Paarden op Terschelling.
Foto Siese Veenstra

Buks

Na twee rondjes rondom en over het industrieterrein rijdt Hofstra naar een boerderij. Het geloei is buiten al goed te horen. Op de hooizolder heeft de jager twee weken eerder op één avond 27 ratten geschoten, maar deze avond laten de knaagdieren zich maar spaarzaam zien.

Met de warmtekijker speurt Hofstra de zolder en de daaronder gelegen koeienstal af. Na een halfuur ontdekt hij iets in de hoek. Het blijkt een vogeltje. „Dat zullen we toch maar niet doen”, zegt Hofstra. Vlak daarna draait hij de buks naar beneden, waar hij een rat ziet lopen in de stal. Raak. Een van de koeien staat op, loopt naar het dode beest en blijft minutenlang roerloos naar het lijkje kijken.
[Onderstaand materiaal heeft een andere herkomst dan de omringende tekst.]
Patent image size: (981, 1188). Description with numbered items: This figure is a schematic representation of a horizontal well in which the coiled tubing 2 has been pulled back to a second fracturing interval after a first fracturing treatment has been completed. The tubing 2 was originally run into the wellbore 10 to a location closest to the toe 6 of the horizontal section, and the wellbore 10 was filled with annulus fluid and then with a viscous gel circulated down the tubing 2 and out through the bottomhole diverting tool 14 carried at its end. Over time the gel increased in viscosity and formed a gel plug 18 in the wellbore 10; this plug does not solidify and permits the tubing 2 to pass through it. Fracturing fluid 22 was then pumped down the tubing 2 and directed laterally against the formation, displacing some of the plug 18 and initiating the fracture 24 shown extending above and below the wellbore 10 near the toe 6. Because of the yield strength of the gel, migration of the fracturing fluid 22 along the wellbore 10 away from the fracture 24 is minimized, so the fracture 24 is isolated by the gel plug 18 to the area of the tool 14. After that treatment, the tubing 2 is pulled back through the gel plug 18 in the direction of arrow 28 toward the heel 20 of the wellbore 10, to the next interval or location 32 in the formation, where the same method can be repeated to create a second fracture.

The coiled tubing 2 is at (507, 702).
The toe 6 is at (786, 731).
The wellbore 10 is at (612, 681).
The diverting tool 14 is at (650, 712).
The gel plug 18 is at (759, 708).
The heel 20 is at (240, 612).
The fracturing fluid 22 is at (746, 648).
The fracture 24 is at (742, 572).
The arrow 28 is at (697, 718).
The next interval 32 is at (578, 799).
Aan het eind van de avond verzamelen Hofstra en Kruis, die buiten een ronde deed, de buit. Met een grijpstok leggen ze de dode beesten keurig op een rij. „Het zijn kleintjes”, zegt Hofstra terwijl hij de ratten recht legt. „Gisteren hadden we een grote rat, die zeker drie jaar oud was.”
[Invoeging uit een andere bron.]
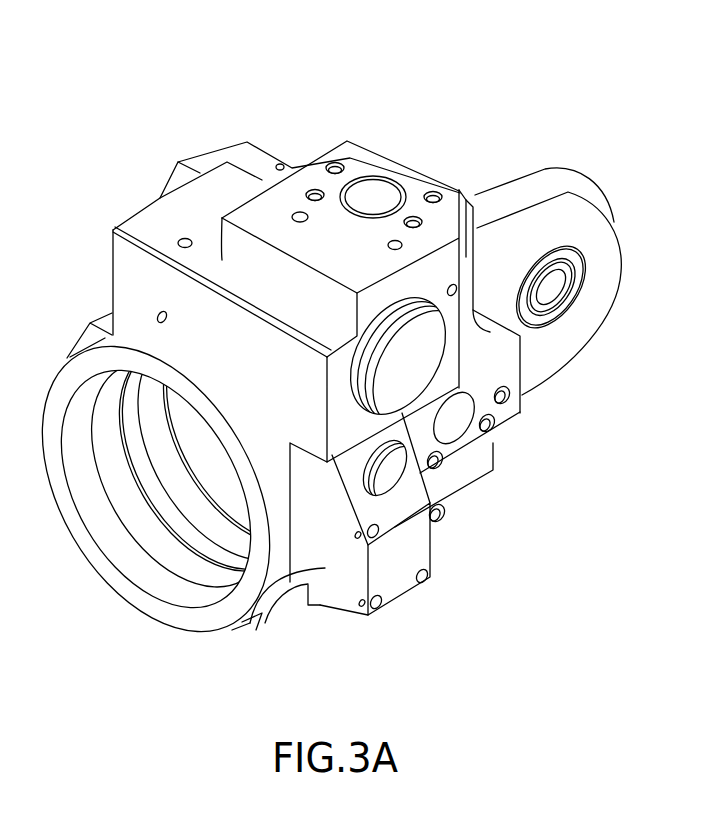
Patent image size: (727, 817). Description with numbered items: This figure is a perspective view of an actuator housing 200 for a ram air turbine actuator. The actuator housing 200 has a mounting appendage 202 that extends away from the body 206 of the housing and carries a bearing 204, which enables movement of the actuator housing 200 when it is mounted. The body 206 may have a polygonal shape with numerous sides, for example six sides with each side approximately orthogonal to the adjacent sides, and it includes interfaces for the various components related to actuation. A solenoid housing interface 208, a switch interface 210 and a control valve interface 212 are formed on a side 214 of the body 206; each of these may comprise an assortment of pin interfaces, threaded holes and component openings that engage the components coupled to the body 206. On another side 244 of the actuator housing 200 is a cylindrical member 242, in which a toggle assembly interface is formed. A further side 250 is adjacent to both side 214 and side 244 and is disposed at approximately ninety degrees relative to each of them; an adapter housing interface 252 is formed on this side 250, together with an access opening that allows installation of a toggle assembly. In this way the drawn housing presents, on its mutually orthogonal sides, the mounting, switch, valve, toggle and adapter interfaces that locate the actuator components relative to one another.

The actuator housing 200 is at (133, 87).
The mounting appendage 202 is at (598, 220).
The bearing 204 is at (558, 287).
The body 206 is at (307, 524).
The solenoid housing interface 208 is at (478, 438).
The switch interface 210 is at (413, 503).
The control valve interface 212 is at (452, 255).
The side 214 is at (418, 550).
The cylindrical member 242 is at (120, 555).
The side 244 is at (125, 278).
The side 250 is at (272, 214).
The adapter housing interface 252 is at (416, 183).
Ze tellen de ratten, kijken hun magazijnen na op kogels en spoelen dan hun laarzen af. Zestien dode ratten in totaal. Een geslaagde avond, maar wel het laagste aantal tot nu toe. Meestal hebben ze zo’n drie sessies op één plek nodig om de populatie aanzienlijk te verminderen, zegt Hofstra. „Je vindt ze nooit allemaal, maar na drie bezoeken hebben we meestal zo’n 90 procent van de ratten weggeschoten. Dat scheelt een hoop overlast.”


Lees ook

Ratten schieten in de manege: loeren door een nachtkijker en dan pats-boem

Een echte rattenschieter is te herkennen aan de  kogels, zegt Jos Kruis. Het hoofdbestanddeel is tin. Want: „Als je met lood een rat schiet die daarna bij een reiger naar binnen gaat, is die vogel ook dood.”